Of course, some of those companies may have characteristics that aren’t as common in the West; many listed companies are family-owned and -controlled, while state-owned enterprises play a “significant role” in many Asian economies. Benchmarks can be highly concentrated (A single company comprises one-fifth of the Korea Composite Stock Price Index) and the transparency of regulations vary as well; financial centres like Hong King and Singapore usually align their regulations with those of developed markets to maintain their competitiveness, but in some areas the process is more centralized, with less industry input and visibility. In this space, it helps to have boots on the ground.

“We believe having a team of analysts and investment specialists in Asia is key to anticipating these changes, understanding their impact, and positioning the portfolio accordingly to mitigate any risks or capture opportunities,” Soon says.

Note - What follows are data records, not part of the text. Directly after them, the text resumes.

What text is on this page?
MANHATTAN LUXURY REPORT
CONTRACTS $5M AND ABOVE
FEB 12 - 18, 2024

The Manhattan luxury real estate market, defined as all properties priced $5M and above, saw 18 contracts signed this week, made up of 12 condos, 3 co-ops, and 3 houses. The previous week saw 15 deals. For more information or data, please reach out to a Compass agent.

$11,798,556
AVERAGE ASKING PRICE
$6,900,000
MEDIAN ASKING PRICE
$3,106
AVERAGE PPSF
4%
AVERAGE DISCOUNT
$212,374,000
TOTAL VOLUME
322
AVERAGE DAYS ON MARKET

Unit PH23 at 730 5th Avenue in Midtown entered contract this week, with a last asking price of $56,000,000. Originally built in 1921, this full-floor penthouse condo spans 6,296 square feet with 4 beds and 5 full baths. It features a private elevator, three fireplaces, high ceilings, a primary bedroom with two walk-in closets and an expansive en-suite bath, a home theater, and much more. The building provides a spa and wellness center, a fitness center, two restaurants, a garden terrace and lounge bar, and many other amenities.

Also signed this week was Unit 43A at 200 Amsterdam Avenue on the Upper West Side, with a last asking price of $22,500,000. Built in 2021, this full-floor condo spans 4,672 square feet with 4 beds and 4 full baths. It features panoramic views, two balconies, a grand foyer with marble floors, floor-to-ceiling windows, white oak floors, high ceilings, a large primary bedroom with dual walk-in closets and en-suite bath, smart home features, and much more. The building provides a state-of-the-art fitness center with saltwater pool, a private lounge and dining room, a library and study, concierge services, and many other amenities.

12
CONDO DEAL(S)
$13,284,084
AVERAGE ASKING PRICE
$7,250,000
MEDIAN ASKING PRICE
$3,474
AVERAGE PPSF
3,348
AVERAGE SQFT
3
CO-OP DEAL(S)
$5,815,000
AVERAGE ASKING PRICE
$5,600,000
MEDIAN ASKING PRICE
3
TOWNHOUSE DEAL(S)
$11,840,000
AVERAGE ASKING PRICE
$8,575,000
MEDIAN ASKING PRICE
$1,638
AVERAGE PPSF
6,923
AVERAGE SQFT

“And because fundamental bottom-up research is the bedrock of our investment philosophy, having a presence in Asia enables easier access to management within the Asia time zone and particularly in small caps where understanding industries and businesses is critical in the due diligence process.”

While many investors have grown leery of China in the face of its recent regulatory crackdowns on a number of sectors, Soon expects the outlook for its small caps – and those within the wider APAC universe – will grow rosier; new free trade agreements will make the burgeoning Chinese consumer market more accessible to other Asian nations, while Chinese companies will bring in more direct investment by diversifying their manufacturing locations and finding cheaper production inputs. And while geopolitical risks loom, Soon says that she’s focused on quality companies that will thrive “regardless of the diplomatic climate, and through economic cycles”.

“Digitalization has accelerated during the pandemic and will remain pervasive in daily life. Major Asian economies like China, Korea, and Japan have already set net-zero carbon goals, and others are moving into green energy sources,” Soon says. “We believe all these efforts will create opportunities up and down the value chain… As these themes unfold, we could see profound change in the global economic order. We believe agile and forward-looking smaller companies are well positioned to capture and grow these opportunities into the future.”